L’accompagnement n’est pas un supplément d’âme mais bien le socle du modèle Synapture. La méthode tient en quatre étapes : cadrage technique et fonctionnel, implémentation et paramétrage, validation des services et résultats, puis accompagnement long terme (TMA, MCO). Pour un projet documentaire complexe, c’est rassurant.
Autrement dit, vous n’achetez pas qu’un accès SaaS ; vous investissez aussi dans une démarche projet, des ateliers de conception, de l’intégration et un maintien opérationnel. Un atout quand la conformité ou l’ECM figurent au cahier des charges.
Quelles alternatives comparer avant de choisir Synapture ?
Tout dépend de votre besoin prioritaire : lecture documentaire par IA ? Pensez à Rossum, Abbyy, UiPath Document Understanding. Gouvernance GED/ECM ? DocuWare, M-Files, Alfresco restent des incontournables. Portail collaboratif sécurisé ? La proposition Pulse mérite un examen poussé.
Notre verdict : Synapture vaut le détour si vous cherchez un partenaire combinant logiciel, intégration, sécurité et pilotage de projet. Les plus ? Dimension conseil, interopérabilité, ISO 27001, références variées. Les moins ? Tarifs détaillés peu publics, documentation API discrète, retour d’expérience encore limité. La bonne approche consiste donc à demander une démo, challenger le budget global et mesurer le ROI sur un cas concret.
En résumé, Synapture coche beaucoup de cases dès qu’on dépasse la simple numérisation. Pour décider sereinement, comparez les scénarios, clarifiez les coûts et demandez un chiffrage sur un périmètre précis, démonstration à l’appui. Pour entrer en contact, le plus rapide reste la page de demande de démo ou le formulaire de contact du site officiel.

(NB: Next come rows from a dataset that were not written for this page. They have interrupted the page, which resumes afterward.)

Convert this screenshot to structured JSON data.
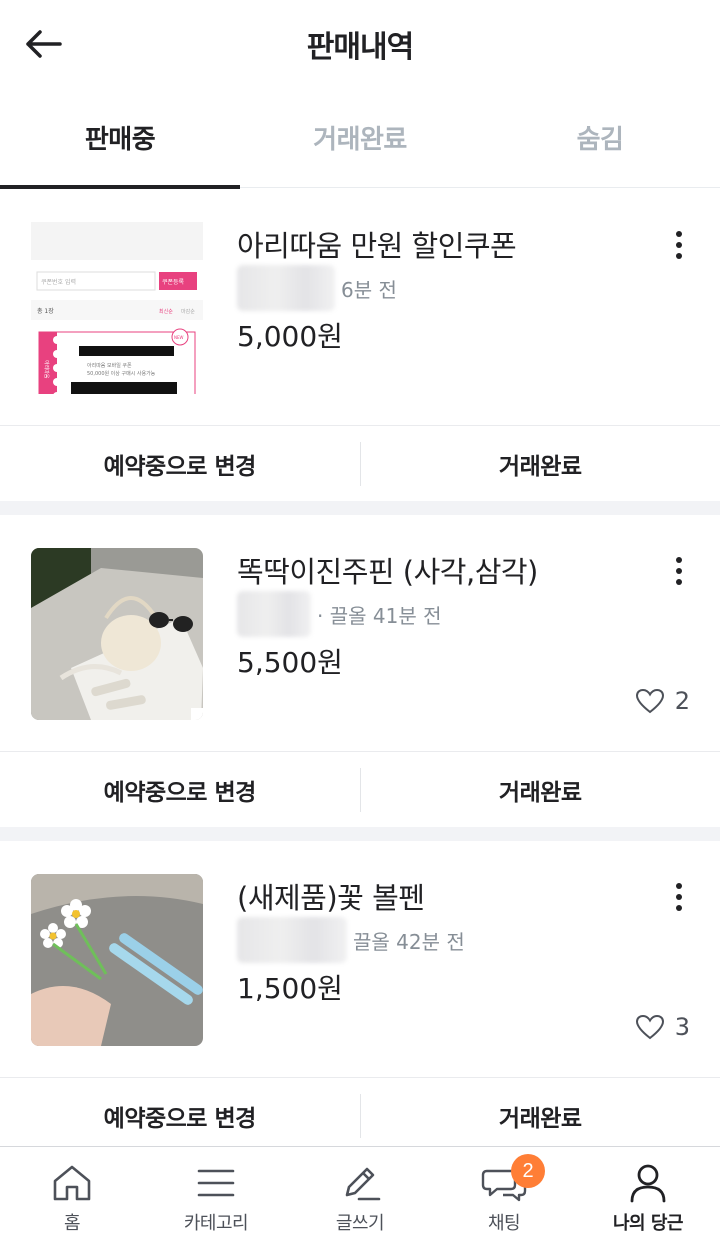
{
  "header": {
    "title": "판매내역"
  },
  "tabs": [
    {
      "label": "판매중",
      "active": true
    },
    {
      "label": "거래완료",
      "active": false
    },
    {
      "label": "숨김",
      "active": false
    }
  ],
  "items": [
    {
      "title": "아리따움 만원 할인쿠폰",
      "meta": "6분 전",
      "price": "5,000원",
      "likes": ""
    },
    {
      "title": "똑딱이진주핀 (사각,삼각)",
      "meta": "· 끌올 41분 전",
      "price": "5,500원",
      "likes": "2"
    },
    {
      "title": "(새제품)꽃 볼펜",
      "meta": "끌올 42분 전",
      "price": "1,500원",
      "likes": "3"
    }
  ],
  "actions": {
    "reserve": "예약중으로 변경",
    "complete": "거래완료"
  },
  "coupon_thumb": {
    "search_placeholder": "쿠폰번호 입력",
    "register": "쿠폰등록",
    "count": "총 1장",
    "sort1": "최신순",
    "sort2": "마감순",
    "new": "NEW",
    "line1": "50,000원 이상 구매시 사용가능",
    "brand": "아리따움 모바일 쿠폰",
    "vertical": "아리따움"
  },
  "bottom_nav": [
    {
      "label": "홈",
      "icon": "home-icon"
    },
    {
      "label": "카테고리",
      "icon": "menu-icon"
    },
    {
      "label": "글쓰기",
      "icon": "pencil-icon"
    },
    {
      "label": "채팅",
      "icon": "chat-icon",
      "badge": "2"
    },
    {
      "label": "나의 당근",
      "icon": "person-icon",
      "active": true
    }
  ],
  "colors": {
    "accent": "#ff7e36",
    "text": "#212124",
    "muted": "#868e96"
  }
}
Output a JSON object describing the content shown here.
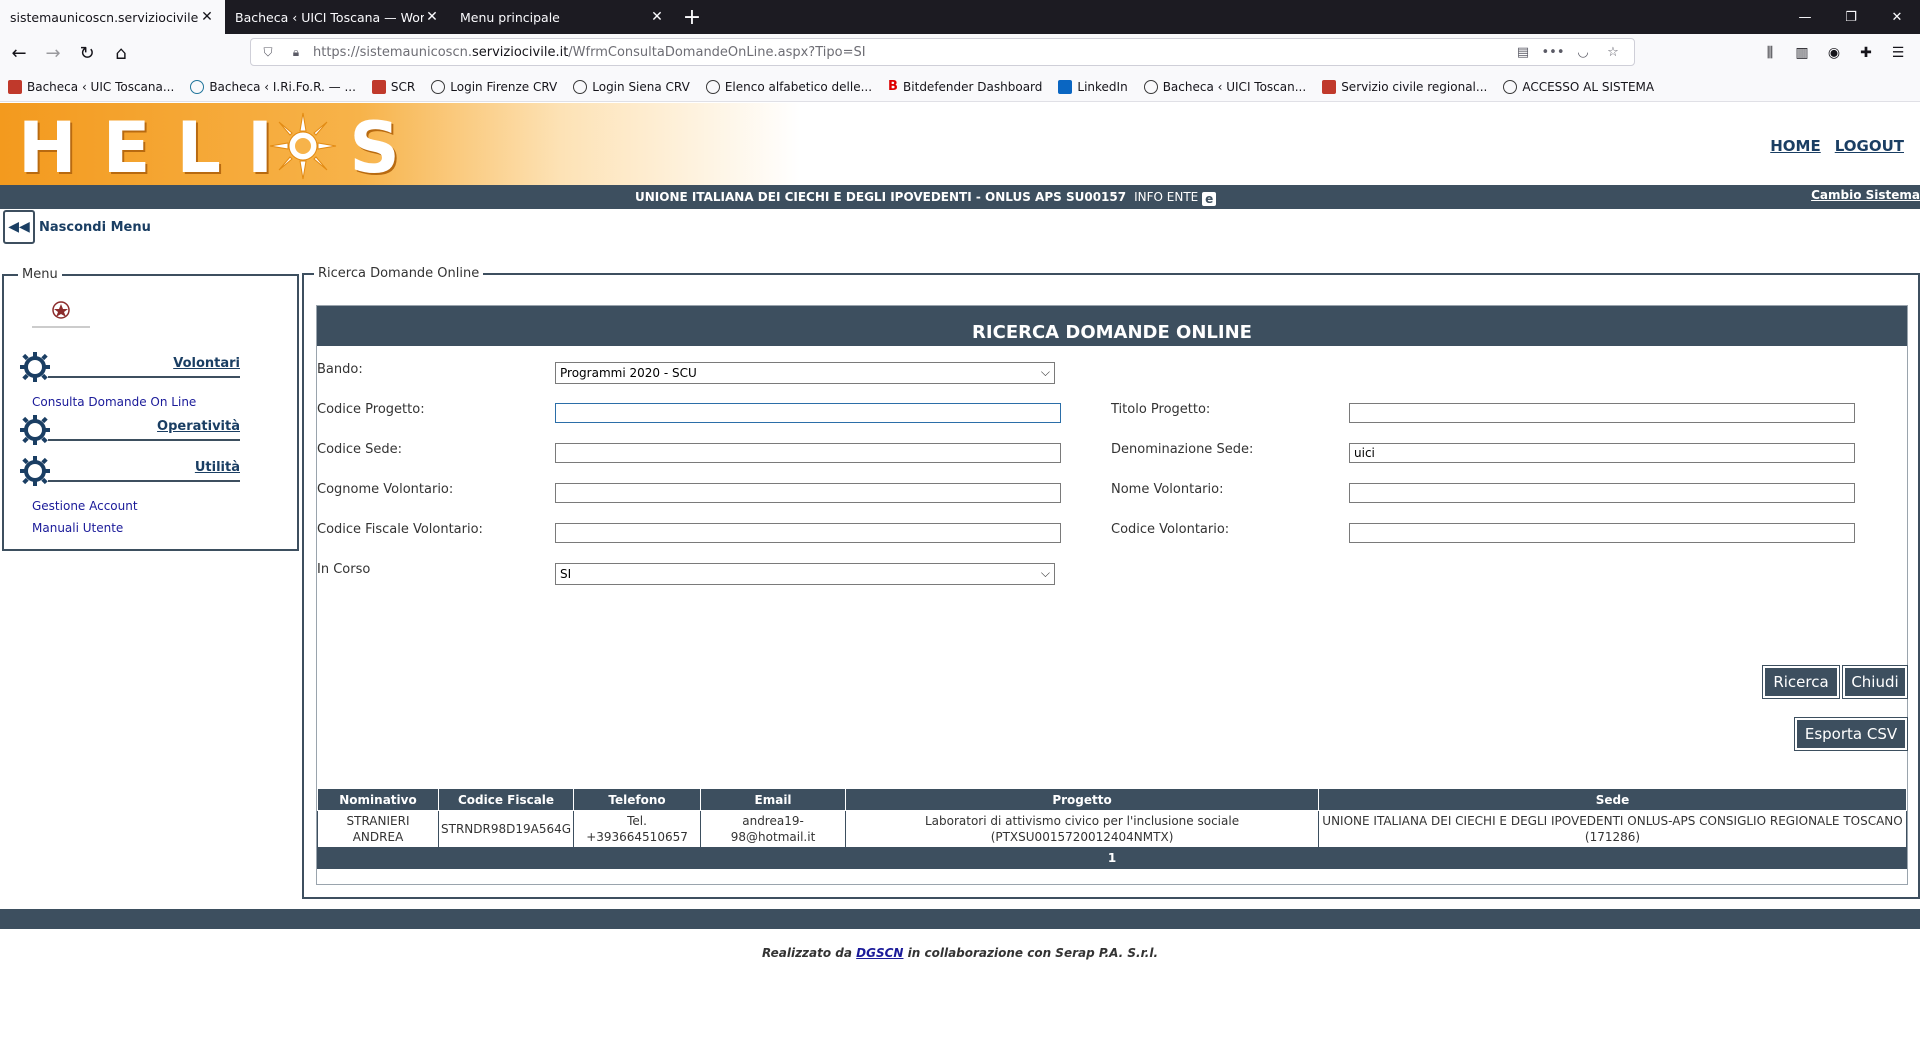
{
  "browser": {
    "tabs": [
      {
        "title": "sistemaunicoscn.serviziocivile.it/Wf",
        "active": true
      },
      {
        "title": "Bacheca ‹ UICI Toscana — WordPre",
        "active": false
      },
      {
        "title": "Menu principale",
        "active": false
      }
    ],
    "url_prefix": "https://sistemaunicoscn.",
    "url_domain": "serviziocivile.it",
    "url_path": "/WfrmConsultaDomandeOnLine.aspx?Tipo=SI",
    "bookmarks": [
      {
        "label": "Bacheca ‹ UIC Toscana...",
        "icon": "red"
      },
      {
        "label": "Bacheca ‹ I.Ri.Fo.R. — ...",
        "icon": "wp"
      },
      {
        "label": "SCR",
        "icon": "red"
      },
      {
        "label": "Login Firenze CRV",
        "icon": "globe"
      },
      {
        "label": "Login Siena CRV",
        "icon": "globe"
      },
      {
        "label": "Elenco alfabetico delle...",
        "icon": "globe"
      },
      {
        "label": "Bitdefender Dashboard",
        "icon": "bd"
      },
      {
        "label": "LinkedIn",
        "icon": "li"
      },
      {
        "label": "Bacheca ‹ UICI Toscan...",
        "icon": "globe"
      },
      {
        "label": "Servizio civile regional...",
        "icon": "red"
      },
      {
        "label": "ACCESSO AL SISTEMA",
        "icon": "globe"
      }
    ]
  },
  "header": {
    "logo_text": "HELI S",
    "home": "HOME",
    "logout": "LOGOUT",
    "ente": "UNIONE ITALIANA DEI CIECHI E DEGLI IPOVEDENTI - ONLUS APS  SU00157",
    "info_ente": "INFO ENTE",
    "info_icon": "e",
    "cambio": "Cambio Sistema",
    "hide_menu": "Nascondi Menu"
  },
  "menu": {
    "legend": "Menu",
    "groups": [
      {
        "title": "Volontari",
        "items": [
          "Consulta Domande On Line"
        ]
      },
      {
        "title": "Operatività",
        "items": []
      },
      {
        "title": "Utilità",
        "items": [
          "Gestione Account",
          "Manuali Utente"
        ]
      }
    ]
  },
  "main": {
    "legend": "Ricerca Domande Online",
    "title": "RICERCA DOMANDE ONLINE",
    "fields": {
      "bando": {
        "label": "Bando:",
        "value": "Programmi 2020 - SCU"
      },
      "codice_progetto": {
        "label": "Codice Progetto:",
        "value": ""
      },
      "titolo_progetto": {
        "label": "Titolo Progetto:",
        "value": ""
      },
      "codice_sede": {
        "label": "Codice Sede:",
        "value": ""
      },
      "denominazione_sede": {
        "label": "Denominazione Sede:",
        "value": "uici"
      },
      "cognome_volontario": {
        "label": "Cognome Volontario:",
        "value": ""
      },
      "nome_volontario": {
        "label": "Nome Volontario:",
        "value": ""
      },
      "codice_fiscale": {
        "label": "Codice Fiscale Volontario:",
        "value": ""
      },
      "codice_volontario": {
        "label": "Codice Volontario:",
        "value": ""
      },
      "in_corso": {
        "label": "In Corso",
        "value": "SI"
      }
    },
    "buttons": {
      "ricerca": "Ricerca",
      "chiudi": "Chiudi",
      "esporta": "Esporta CSV"
    },
    "table": {
      "columns": [
        "Nominativo",
        "Codice Fiscale",
        "Telefono",
        "Email",
        "Progetto",
        "Sede"
      ],
      "rows": [
        [
          "STRANIERI ANDREA",
          "STRNDR98D19A564G",
          "Tel. +393664510657",
          "andrea19-98@hotmail.it",
          "Laboratori di attivismo civico per l'inclusione sociale (PTXSU0015720012404NMTX)",
          "UNIONE ITALIANA DEI CIECHI E DEGLI IPOVEDENTI ONLUS-APS CONSIGLIO REGIONALE TOSCANO (171286)"
        ]
      ],
      "pager": "1"
    }
  },
  "footer": {
    "prefix": "Realizzato da ",
    "link": "DGSCN",
    "suffix": " in collaborazione con Serap P.A. S.r.l."
  }
}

Questions fréquentes sur Synapture
Qu’est-ce que Synapture ?
Synapture est une entreprise française spécialisée dans la gestion documentaire, l’automatisation des processus et les solutions GED/ECM. Elle propose des services de conseil, d’intégration et une plateforme collaborative sécurisée nommée Pulse.
À quoi sert la plateforme Pulse de Synapture ?
Pulse est une plateforme cloud-native qui centralise les documents, automatise les workflows et facilite les échanges sécurisés. Elle intègre des fonctionnalités de capture, d’indexation, de gouvernance documentaire et de collaboration.
Quels secteurs utilisent les solutions de Synapture ?
Synapture travaille avec des PME, ETI, grands comptes et établissements publics dans des secteurs variés comme la finance, l’industrie, le retail, l’immobilier, l’énergie et les services.
Comment Synapture automatise-t-elle les processus documentaires ?
Synapture utilise des algorithmes d’IA pour capturer, analyser et classer les documents. Ces derniers sont ensuite intégrés dans des workflows automatisés avec des règles métier, des notifications et une traçabilité complète.
Quels sont les tarifs de Synapture ?
Synapture propose des plans modulaires (Starter, Pro, Enterprise). Les coûts incluent l’abonnement SaaS ou licence, l’intégration, la maintenance et le support. Les tarifs exacts dépendent des besoins spécifiques de chaque organisation.
Synapture propose-t-elle des intégrations avec d’autres outils ?
Oui, Synapture intègre des solutions GED/ECM comme DocuWare, M-Files, Alfresco et SharePoint pour répondre aux besoins spécifiques des entreprises et connecter les systèmes existants.